As a newbie hobby beekeeper, I was devastated two years ago when I opened the hives for the first time in the spring. I found the bottom boards of both my hives covered with dead bees. There was lots of honey stored - I still have about a gallon of the stuff- so lack of food wasn't the problem. More research into winter hive preparation led me to add more ventilation and more insulation to my hives.
The first thing I did was to cut foam insulation board to fit the top of each hive. This insulates the outer cover so that warm air doesn't condense on the inside and rain back down on the hive.
Insulated outer cover
Ventilating warm air is a must during the winter months. So I added a ventilation box to the top of each hive. They can be seen ventilating on my previous post Bee Cluster: Colonies Viewed in Infrared.
To complete my winter hive insulation project, I wrapped each hive with an Easy-On Hive cover.

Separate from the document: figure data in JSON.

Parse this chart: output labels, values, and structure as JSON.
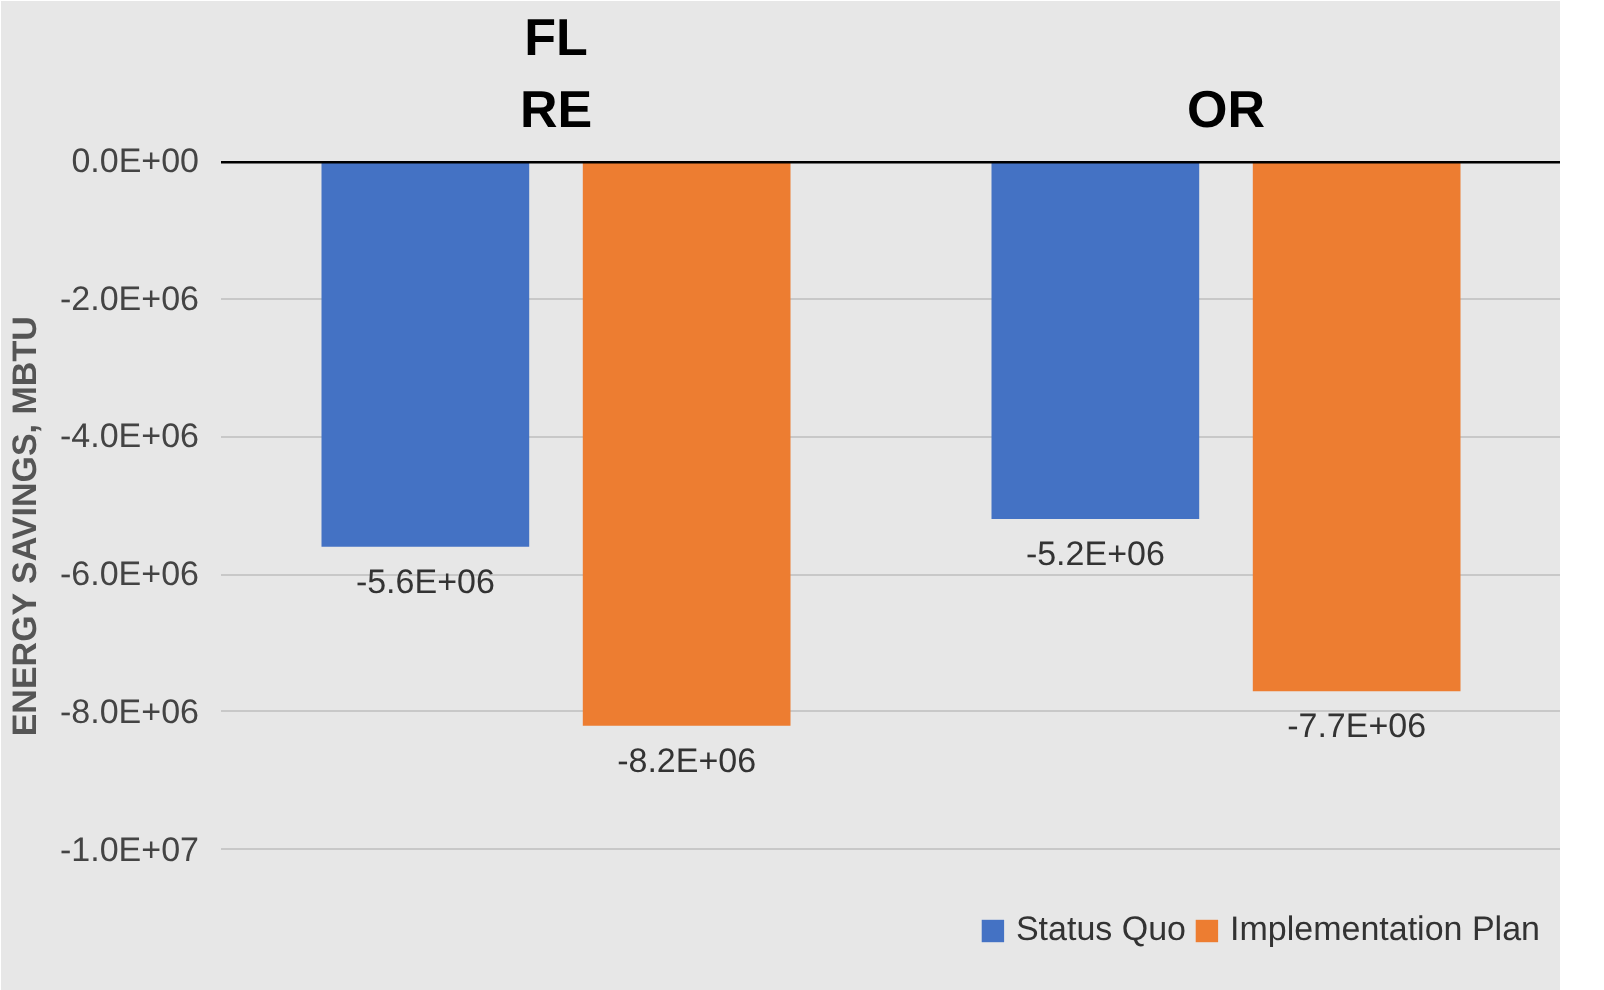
{
  "chart_data": {
    "type": "bar",
    "ylabel": "ENERGY SAVINGS, MBTU",
    "categories": [
      "FL RE",
      "OR"
    ],
    "series": [
      {
        "name": "Status Quo",
        "color": "#4472c4",
        "values": [
          -5600000,
          -5200000
        ]
      },
      {
        "name": "Implementation Plan",
        "color": "#ed7d31",
        "values": [
          -8200000,
          -7700000
        ]
      }
    ],
    "ylim": [
      -10600000,
      0
    ],
    "yticks": [
      {
        "value": 0,
        "label": "0.0E+00"
      },
      {
        "value": -2000000,
        "label": "-2.0E+06"
      },
      {
        "value": -4000000,
        "label": "-4.0E+06"
      },
      {
        "value": -6000000,
        "label": "-6.0E+06"
      },
      {
        "value": -8000000,
        "label": "-8.0E+06"
      },
      {
        "value": -10000000,
        "label": "-1.0E+07"
      }
    ],
    "value_labels": [
      [
        "-5.6E+06",
        "-5.2E+06"
      ],
      [
        "-8.2E+06",
        "-7.7E+06"
      ]
    ],
    "grid": "y",
    "legend": "bottom"
  }
}
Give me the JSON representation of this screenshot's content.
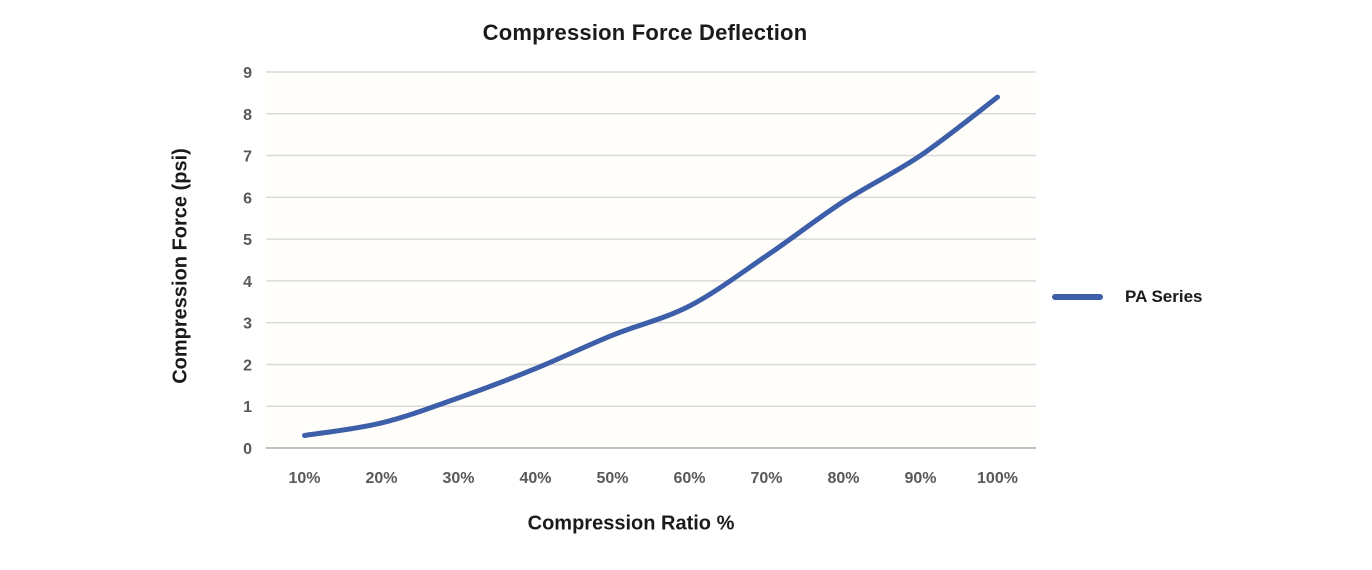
{
  "chart_data": {
    "type": "line",
    "title": "Compression Force Deflection",
    "xlabel": "Compression Ratio %",
    "ylabel": "Compression Force  (psi)",
    "categories": [
      "10%",
      "20%",
      "30%",
      "40%",
      "50%",
      "60%",
      "70%",
      "80%",
      "90%",
      "100%"
    ],
    "series": [
      {
        "name": "PA Series",
        "color": "#3d5fa9",
        "values": [
          0.3,
          0.6,
          1.2,
          1.9,
          2.7,
          3.4,
          4.6,
          5.9,
          7.0,
          8.4
        ]
      }
    ],
    "ylim": [
      0,
      9
    ],
    "ytick_interval": 1,
    "grid": true,
    "legend_position": "right",
    "colors": {
      "gridline": "#d9d9d9",
      "axis_line": "#c0c0c0",
      "tick_label": "#595959",
      "title": "#1a1a1a",
      "background": "#ffffff",
      "plot_background": "#fffefa"
    }
  }
}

The covers are made of foam board covered in a tough vinyl.
As a "before" picture, here is an infrared photo of the bees clustering in the lower brood box of one of my hives.
These boxes are made of ¾ inch pine and with no insulation in place, you can see the colony right through the wood.
And the "after" pictures: infrared on the left, normal light on the right.
On a sunny day the insulation can get rather toasty! Here there are hot spots over 80 °F. The air temperature was in the 40's (°F) that day.
A cloudy morning following freezing overnight temperatures was the best time to take this final photo. The ground temperature is 42 °F at the most and the hive cover is cold.
Insulated brood box in infrared.
I can no longer see the cluster. The hive is all tucked in for the winter!